Helping teachers, parents and coaches organize, promote and manage highly successful running programs for children.



When you see the kids who were on your summer running team showing up for winter runs, you know you are doing something right.

COACH’S TIPS When you are going to do something different with young runners, or even a little difficult, build it up as a big event. Make it something worthy of accomplishing. 



Q.  What are Toe Tokens?


Toe Tokens are the product of Fitness Finders Inc. and are used as incentives in fitness programs in more than 20,000 schools in all 50 states. In 2015, more than 2.5 million children walked or ran in a Mileage Club program using Toe Tokens but that, of course, does not answer what they are. They are little plastic feet in many different colors, each punched with a hole so they can go on a shoe lace or a chain. Kids earn a Toe Token for each five miles they walk or run as part of a participating school’s Mileage Club program. Fitness Finders offers other cool stuff like maps so classrooms can chart their progress on a cross-country trip. Go to for more.

Toe Tokens and Mileage Club are marks of Fitness Finders, Inc.


Q.  How does this program relate to other running programs for kids?


Most children’s running programs are mileage based, offering incentives for each mile or five miles run. Others are built on training runs leading up to a kid’s race or a “graduation” run at the end of the season. Both are very good and have resulted in millions of kids burning calories, improving cardiovascular fitness and building stronger bodies. The CENTER FOR CHILDREN’S RUNNING is not an alternative to these popular programs, but offers a way to make them better. How? By offering teachers and coaches literally hundreds of tested and proven ways to make running much more than just logging miles around cones on a playground. The CENTER FOR CHILDREN’S RUNNING prescription makes each run a new experience; it helps children discover the enjoyment, challenge and success of running and makes them want to come back for more.


Q.  How can we keep kids running after our program ends?


The best way to keep kids running is to create opportunities for them to run. Consider having special, one-day runs scattered throughout the entire year, each designed simply to keep kids excited about running. Have these runs tied to the holidays, changing seasons, and special community or school events. Good possibilities include a destination run, a prediction run, an after-dark “flashlight” run or even jogging as a team in a local parade. Also, encourage the kids to bring their siblings and friends. These runs can be great for recruiting.

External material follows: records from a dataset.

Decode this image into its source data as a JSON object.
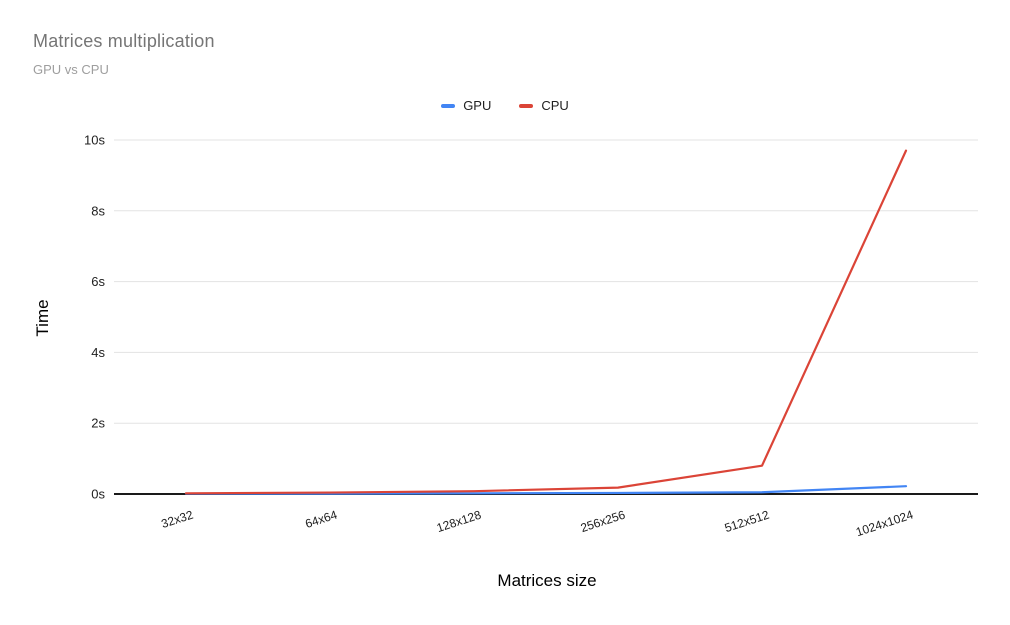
{
  "title": "Matrices multiplication",
  "subtitle": "GPU vs CPU",
  "legend": [
    {
      "label": "GPU",
      "color": "#4285F4"
    },
    {
      "label": "CPU",
      "color": "#DB4437"
    }
  ],
  "axes": {
    "x_label": "Matrices size",
    "y_label": "Time",
    "y_ticks": [
      "0s",
      "2s",
      "4s",
      "6s",
      "8s",
      "10s"
    ]
  },
  "colors": {
    "gridline": "#e3e3e3",
    "baseline": "#1a1a1a",
    "tick_text": "#212121"
  },
  "chart_data": {
    "type": "line",
    "categories": [
      "32x32",
      "64x64",
      "128x128",
      "256x256",
      "512x512",
      "1024x1024"
    ],
    "series": [
      {
        "name": "GPU",
        "color": "#4285F4",
        "values": [
          0.01,
          0.01,
          0.02,
          0.03,
          0.05,
          0.22
        ]
      },
      {
        "name": "CPU",
        "color": "#DB4437",
        "values": [
          0.02,
          0.04,
          0.08,
          0.18,
          0.8,
          9.7
        ]
      }
    ],
    "title": "Matrices multiplication",
    "subtitle": "GPU vs CPU",
    "xlabel": "Matrices size",
    "ylabel": "Time",
    "ylim": [
      0,
      10
    ],
    "y_tick_step": 2,
    "y_tick_suffix": "s",
    "grid": true,
    "legend_position": "top-center"
  }
}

Q.  What about parents running with their child? Good or bad?


To see a parent running with his or her young child is gratifying, at least most of the time. It gets even better when the child is laughing, having fun and setting the pace them self.  But it is not so good when the child struggles to keep up, or stops to walk only to have the parent tell them to get tough or gut it out. Fortunately, most are loving parents who only want to help their child enjoy running. Some, however, need to learn how to do that. It starts with running with your child either before, after, or completely separate from when you plan your own run.  Be sure to make the run simple and fun. Maybe just play tag, do an obstacle course or run to the corner store for a cone. 


Q.  Should children compete in road races?


Most governing bodies for school athletics, to prevent injuries, set 3200 meters as the longest distance for middle school track or cross country competitions. Yet children, six, seven and eight years old, are allowed to enter distance runs that are much longer, simply by the parents paying the entry fee. Think of it this way. It takes a young child two or three times as many strides to cover a mile as it does an adult. If a child runs a 5K road race they are churning out nearly as many strides as a fairly good adult runner does in a 10K race or longer. That is a lot of pounding on physically immature joints and cartilage. Let’s error on the safe side and let young children run the Fun Runs and leave the adult races to the adults.


Q.  Kids’ FUN RUNs: Are they good for kids?


FUN RUNs, often a side event to a local road race, can be great fun for kids. Just don’t make too big a deal over it. As for parents running with their child, fine, but only if the child wants you to. Just don’t think you need to be a pacesetter or coach. Run beside your child or even slightly behind, letting the child set the pace. This is their run. Let them enjoy it. If your child has left you in a cloud of dust, your job is done. Just jog to the finish and discreetly step off the course. And be ready to give high-fives, big hugs and whatever else you normally do for a job well done.